The expansion reflects strong demand from the financial industry for quants with the broad skill-sets Haas aims to arm students with, says Linda Kreitzman, the programme director. Buy- and sell-side firms are increasingly seeking quants with stronger programming skills, for instance, while fintech firms now want more rounded graduates too.
“Firms now want a ‘full-stack’ quant who is good at everything, from coding to finance intuition and statistics, plus machine learning – the hottest topic,” she says.
Haas prides itself on keeping check with changing demand patterns too: most recently, the programme administration has included systemic risk, fintech and data-centric courses in the curriculum.

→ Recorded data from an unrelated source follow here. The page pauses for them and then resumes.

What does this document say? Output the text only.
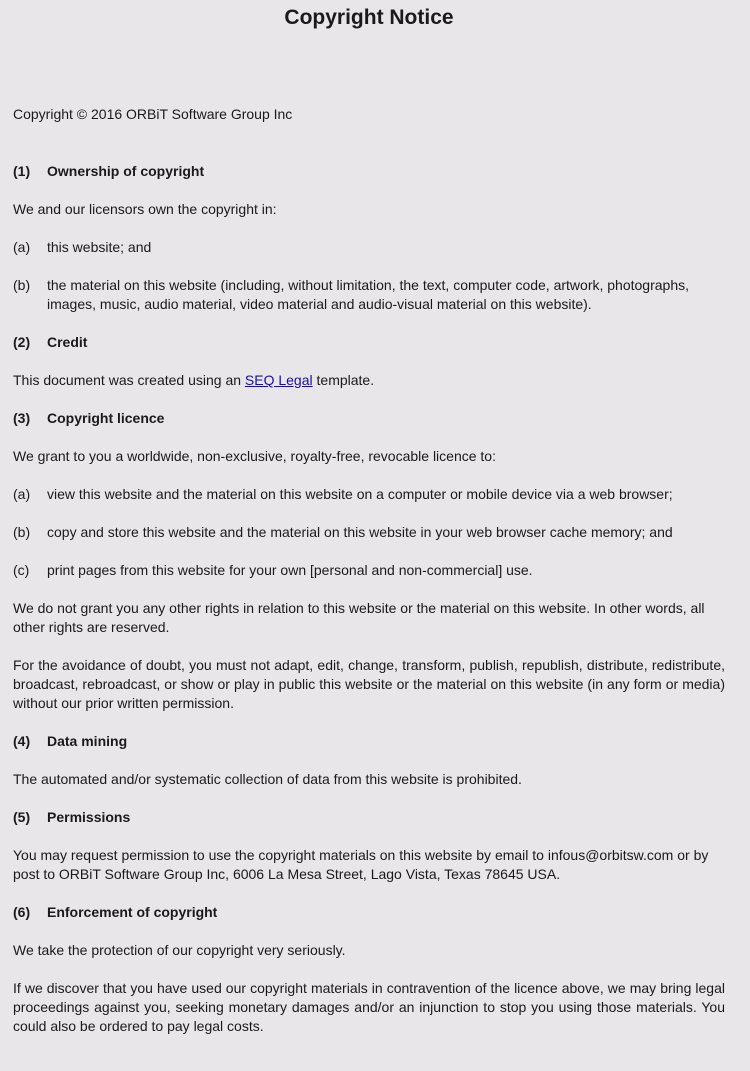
Copyright Notice

Copyright © 2016 ORBiT Software Group Inc

(1)	Ownership of copyright

We and our licensors own the copyright in:

(a)	this website; and

(b)	the material on this website (including, without limitation, the text, computer code, artwork, photographs, images, music, audio material, video material and audio-visual material on this website).

(2)	Credit

This document was created using an SEQ Legal template.

(3)	Copyright licence

We grant to you a worldwide, non-exclusive, royalty-free, revocable licence to:

(a)	view this website and the material on this website on a computer or mobile device via a web browser;

(b)	copy and store this website and the material on this website in your web browser cache memory; and

(c)	print pages from this website for your own [personal and non-commercial] use.

We do not grant you any other rights in relation to this website or the material on this website. In other words, all other rights are reserved.

For the avoidance of doubt, you must not adapt, edit, change, transform, publish, republish, distribute, redistribute, broadcast, rebroadcast, or show or play in public this website or the material on this website (in any form or media) without our prior written permission.

(4)	Data mining

The automated and/or systematic collection of data from this website is prohibited.

(5)	Permissions

You may request permission to use the copyright materials on this website by email to infous@orbitsw.com or by post to ORBiT Software Group Inc, 6006 La Mesa Street, Lago Vista, Texas 78645 USA.

(6)	Enforcement of copyright

We take the protection of our copyright very seriously.

If we discover that you have used our copyright materials in contravention of the licence above, we may bring legal proceedings against you, seeking monetary damages and/or an injunction to stop you using those materials. You could also be ordered to pay legal costs.
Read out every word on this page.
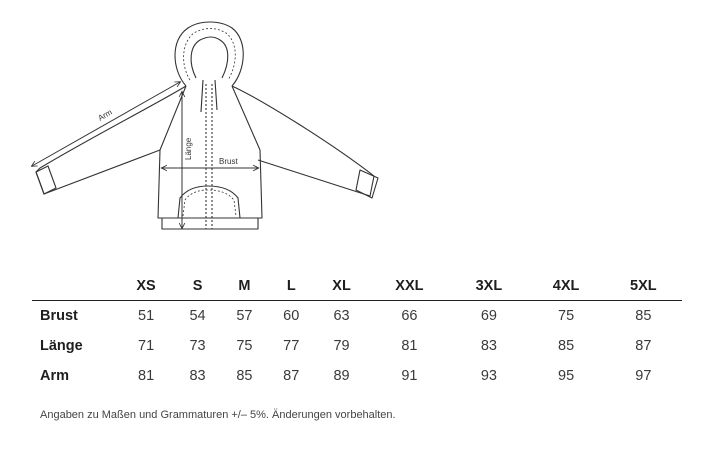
Arm
Länge
Brust
	XS	S	M	L	XL	XXL	3XL	4XL	5XL
Brust	51	54	57	60	63	66	69	75	85
Länge	71	73	75	77	79	81	83	85	87
Arm	81	83	85	87	89	91	93	95	97
Angaben zu Maßen und Grammaturen +/– 5%. Änderungen vorbehalten.
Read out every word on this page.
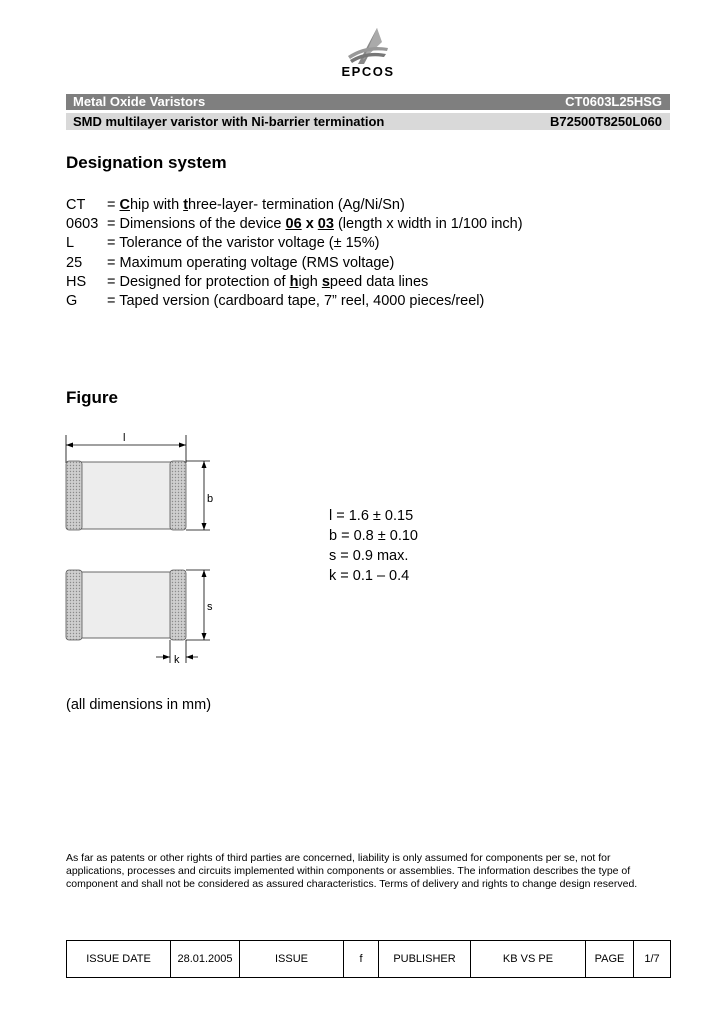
EPCOS
Metal Oxide Varistors	CT0603L25HSG
SMD multilayer varistor with Ni-barrier termination	B72500T8250L060
Designation system
CT = Chip with three-layer- termination (Ag/Ni/Sn)
0603 = Dimensions of the device 06 x 03 (length x width in 1/100 inch)
L = Tolerance of the varistor voltage (± 15%)
25 = Maximum operating voltage (RMS voltage)
HS = Designed for protection of high speed data lines
G = Taped version (cardboard tape, 7” reel, 4000 pieces/reel)
Figure
l
b
s
k
l = 1.6 ± 0.15
b = 0.8 ± 0.10
s = 0.9 max.
k = 0.1 – 0.4
(all dimensions in mm)
As far as patents or other rights of third parties are concerned, liability is only assumed for components per se, not for applications, processes and circuits implemented within components or assemblies. The information describes the type of component and shall not be considered as assured characteristics. Terms of delivery and rights to change design reserved.
ISSUE DATE	28.01.2005	ISSUE	f	PUBLISHER	KB VS PE	PAGE	1/7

Unlike some one-year programmes, the degree has a strong practical focus: students are required to complete a 10–12 week internship as part of their qualification, and take part in an applied finance project run by Morgan Stanley. As well as offering students an opportunity to gain hands-on experience, the bank also provides participants with a financial incentive: the best project is awarded $5,000.
The degree starts with a series of mandatory foundation courses: a 30-hour maths foundation for financial engineers course, as well as courses in programming and statistics. In the former, students gain a grounding in programming in C++, focusing on the skills required for pricing and risk-managing financial instruments in different asset classes.
Students are allowed to waive a foundation course in exceptional circumstances, but that doesn’t happen very often, says Kreitzman, since the courses are designed to make the transition into the programme easier.
In the early days of the programme, students cover the basics of asset pricing, look at statistical techniques used in quantitative finance, and explore the tools of stochastic calculus for effective pricing of complex financial derivatives in continuous time. They also participate in seminars, run by practitioners, which are aimed at preparing them for careers in industry.
Later in the year, students cover fixed-income security markets, pricing and uses for portfolio management or for hedging interest rate risk, as well as gaining an insight into optimisation models in finance.
As part of the programme, students are required to choose a number of elective modules with differing credit weightings. Some of the examples of previously available optional modules include high-frequency finance, financial innovation in a global marketplace and behavioural finance.
From time to time, students take part in various extra-curricular challenges. This year, Citadel launched a series of “datathons”, one of which took place at the University of California, Berkeley on February 10, during which participants competed with each other in analysing large and complex datasets.
The programme also offers weekly financial practice seminars delivered by finance practitioners. In the first term, speakers introduce students to the jobs available in the financial sector and the skills they would need to be successful. In the second term, industry guests talk about the changes in the financial world. Recent speakers have included senior practitioners from BNP Paribas, Citi and Morgan Stanley.
Students receive career advice as part of their formal curriculum too. During the spring and summer terms, Kreitzman teaches a course aimed at preparing students for a career in the financial sector, with its growing appetite for more well rounded and tech-savvy individuals.